There is a cost associated with rewrites. That's the point of the FUD big tech spread about non-permissive stuff. It took a decade for Apple (and many, jumping on the bandwagon) to replace GCC.

So what exactly should we stop focusing on because it's secondary, then? OSS dev exploitation by the capital? Or, the discussions that occurred in early 2000s about big tech's licensing FUD? Law will do shit for someone who chose permissive for the wrong reasons.

@ska @zkat This there, is flawed logic.

The situation is simple, really: a license file grants permission for others to use your work, under the terms you state.

Pretending that it doesn't change anything therefore you should use a permissive license is not logic, it's propaganda.

Elasticsearch and Hashicorp are examples of companies that fell for that flawed logic and whined about permissive being permissive.

License as you want it, not because "oh you can trust me bro".

@tilton @zkat Are you talking about "abuse" in the sense that they removed the MIT copyright notice or "abuse" in the sense that you didn't actually mean to permit unlimited use to everyone but did anyway?

When you tell someone, in writting, "you can have all cookies in that jar, just don't remove this label", I really don't expect conversations about abuse when someone says "don't mind if I do".

I might have missed important aspects of the conversation though.

@ocdtrekkie Your threat model is all over the place.
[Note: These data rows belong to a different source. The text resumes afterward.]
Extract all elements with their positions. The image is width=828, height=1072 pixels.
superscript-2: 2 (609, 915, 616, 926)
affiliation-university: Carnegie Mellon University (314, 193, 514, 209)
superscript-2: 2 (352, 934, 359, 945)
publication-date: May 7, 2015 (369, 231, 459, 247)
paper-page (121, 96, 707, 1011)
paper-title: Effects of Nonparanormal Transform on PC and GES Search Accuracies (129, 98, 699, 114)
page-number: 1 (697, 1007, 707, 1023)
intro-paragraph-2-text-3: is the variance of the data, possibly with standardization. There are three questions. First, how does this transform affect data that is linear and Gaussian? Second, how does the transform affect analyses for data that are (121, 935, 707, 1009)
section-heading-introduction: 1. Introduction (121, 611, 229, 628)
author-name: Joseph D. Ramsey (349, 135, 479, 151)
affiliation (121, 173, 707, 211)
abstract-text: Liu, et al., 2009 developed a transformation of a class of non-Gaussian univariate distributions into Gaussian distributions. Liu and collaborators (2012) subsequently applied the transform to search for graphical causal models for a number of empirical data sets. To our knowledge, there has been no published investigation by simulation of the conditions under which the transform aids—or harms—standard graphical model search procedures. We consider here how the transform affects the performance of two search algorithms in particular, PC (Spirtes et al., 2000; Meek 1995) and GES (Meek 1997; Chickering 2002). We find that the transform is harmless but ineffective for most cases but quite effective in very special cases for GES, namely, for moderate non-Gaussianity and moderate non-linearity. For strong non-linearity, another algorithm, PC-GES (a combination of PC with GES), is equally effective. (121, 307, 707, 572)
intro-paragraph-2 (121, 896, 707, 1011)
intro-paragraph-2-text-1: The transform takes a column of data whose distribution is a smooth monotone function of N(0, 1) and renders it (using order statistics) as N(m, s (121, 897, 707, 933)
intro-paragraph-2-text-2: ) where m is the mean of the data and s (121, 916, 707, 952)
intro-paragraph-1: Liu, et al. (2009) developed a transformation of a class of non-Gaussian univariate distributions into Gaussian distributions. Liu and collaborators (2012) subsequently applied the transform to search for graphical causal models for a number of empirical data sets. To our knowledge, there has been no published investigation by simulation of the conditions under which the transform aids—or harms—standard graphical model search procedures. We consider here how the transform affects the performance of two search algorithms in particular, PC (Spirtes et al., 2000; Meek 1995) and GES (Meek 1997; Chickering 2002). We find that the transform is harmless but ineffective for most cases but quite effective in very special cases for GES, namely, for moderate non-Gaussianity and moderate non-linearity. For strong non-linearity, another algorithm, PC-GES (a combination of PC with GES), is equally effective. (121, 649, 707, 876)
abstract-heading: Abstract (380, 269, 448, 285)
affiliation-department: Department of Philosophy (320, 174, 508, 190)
If an attacker has access to your DNS records, it's over. All the PKI web of trust is based on DNS records as source of truth for your services' identity.

If you still control your DNS records, the manual way involves people (teams usually) with same superadmin rights, emails, deployment processes, etc. HTTP-01 requires the server to serve random bits on HTTP for a few seconds, without any need for secrets or creds, just a valid DNS record.